Journal of Materials Science, Vol.53, No.19, 13464-13476, 2018
Mechanochemically driven amorphization of nanostructurized arsenicals, the case of beta-As4S4
The amorphization is studied in mechanically activated beta-As4S4 using high-energy ball milling in a dry mode with 100-600 min(-1) rotational speeds, employing complementary methods of X-ray powder diffraction (XRPD) related to the first sharp diffraction peak, positron annihilation lifetime (PAL) spectroscopy, and ab initio quantum-chemical simulation within cation-interlinking network cluster approach (CINCA). The amorphous substance appeared under milling in addition to nanostructurized beta-As4S4 shows character XRPD halos parameterized as extrapolation of the FSDPs, proper to near-stoichiometric amorphous As-S alloys. The structural network of amorphized arsenicals is assumed as built of randomly packed multifold cycle-type entities proper to As4S4 network.
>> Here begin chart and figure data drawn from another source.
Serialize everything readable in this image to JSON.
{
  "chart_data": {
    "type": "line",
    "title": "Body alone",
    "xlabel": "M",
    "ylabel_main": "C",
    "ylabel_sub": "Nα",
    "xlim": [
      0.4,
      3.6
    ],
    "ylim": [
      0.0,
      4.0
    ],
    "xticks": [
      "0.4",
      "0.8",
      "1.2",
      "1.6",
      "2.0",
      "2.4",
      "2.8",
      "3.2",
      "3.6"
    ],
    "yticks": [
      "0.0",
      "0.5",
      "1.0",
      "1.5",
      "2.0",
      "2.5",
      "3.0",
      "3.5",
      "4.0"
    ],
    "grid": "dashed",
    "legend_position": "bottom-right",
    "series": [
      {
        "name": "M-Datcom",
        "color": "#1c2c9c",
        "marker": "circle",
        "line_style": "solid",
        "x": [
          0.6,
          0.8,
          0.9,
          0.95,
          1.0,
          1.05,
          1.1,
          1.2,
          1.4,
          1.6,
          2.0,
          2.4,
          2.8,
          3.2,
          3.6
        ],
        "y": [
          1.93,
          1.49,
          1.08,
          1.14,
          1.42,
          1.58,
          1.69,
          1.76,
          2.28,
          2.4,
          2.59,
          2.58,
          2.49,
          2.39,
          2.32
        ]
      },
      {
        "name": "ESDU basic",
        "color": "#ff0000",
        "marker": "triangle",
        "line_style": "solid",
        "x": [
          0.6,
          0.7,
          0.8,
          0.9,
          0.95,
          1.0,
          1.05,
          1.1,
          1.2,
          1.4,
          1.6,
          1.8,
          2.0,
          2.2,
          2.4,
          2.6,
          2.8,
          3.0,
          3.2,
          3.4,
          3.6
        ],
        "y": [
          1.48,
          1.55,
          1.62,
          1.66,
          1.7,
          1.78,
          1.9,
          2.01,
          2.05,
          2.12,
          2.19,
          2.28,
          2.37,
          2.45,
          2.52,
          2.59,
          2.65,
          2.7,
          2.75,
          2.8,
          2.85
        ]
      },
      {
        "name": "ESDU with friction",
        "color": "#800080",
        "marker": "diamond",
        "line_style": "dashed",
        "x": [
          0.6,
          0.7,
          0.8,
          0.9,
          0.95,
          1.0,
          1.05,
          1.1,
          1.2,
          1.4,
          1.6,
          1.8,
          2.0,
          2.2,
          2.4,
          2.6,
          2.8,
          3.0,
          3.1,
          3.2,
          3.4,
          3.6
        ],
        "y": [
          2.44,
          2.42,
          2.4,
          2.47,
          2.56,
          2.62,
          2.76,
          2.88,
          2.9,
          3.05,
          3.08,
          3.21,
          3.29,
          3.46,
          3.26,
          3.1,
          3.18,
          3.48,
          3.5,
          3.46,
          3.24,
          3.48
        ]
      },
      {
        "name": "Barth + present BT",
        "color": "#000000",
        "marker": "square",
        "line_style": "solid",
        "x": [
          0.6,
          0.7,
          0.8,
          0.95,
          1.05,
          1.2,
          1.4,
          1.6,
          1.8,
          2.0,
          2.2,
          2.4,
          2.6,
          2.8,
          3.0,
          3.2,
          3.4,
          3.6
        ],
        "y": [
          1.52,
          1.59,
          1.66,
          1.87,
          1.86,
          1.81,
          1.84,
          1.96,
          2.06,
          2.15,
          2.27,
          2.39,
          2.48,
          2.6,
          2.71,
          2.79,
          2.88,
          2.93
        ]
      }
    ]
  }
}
The depressing and time-enhancing tendency in the PAL spectrum peak is direct indicative of milling-driven amorphization, associated with free-volume evolution of interrelated positron- and Ps-trapping sites. At lower speeds (200-500 min(-1)), these changes include Ps-to-positron trapping conversion, but they attain an opposite direction at higher speed (600 min(-1)) due to consolidation of beta-As4S4 crystallites. In respect of CINCA modeling, the effect of high-energy milling is identified as destruction-polymerization action on monomer cage-type As4S4 molecules and existing amorphous phase, transforming them to amorphous network of triple-broken As4S4 derivatives. These findings testify in a favor of "shell" kinetic model of solid-state amorphization, the amorphous phase continuously generated under speed-increased milling being identified as compositionally authentic to arsenic monosulfide, different in medium range ordering from stoichiometric As2S3.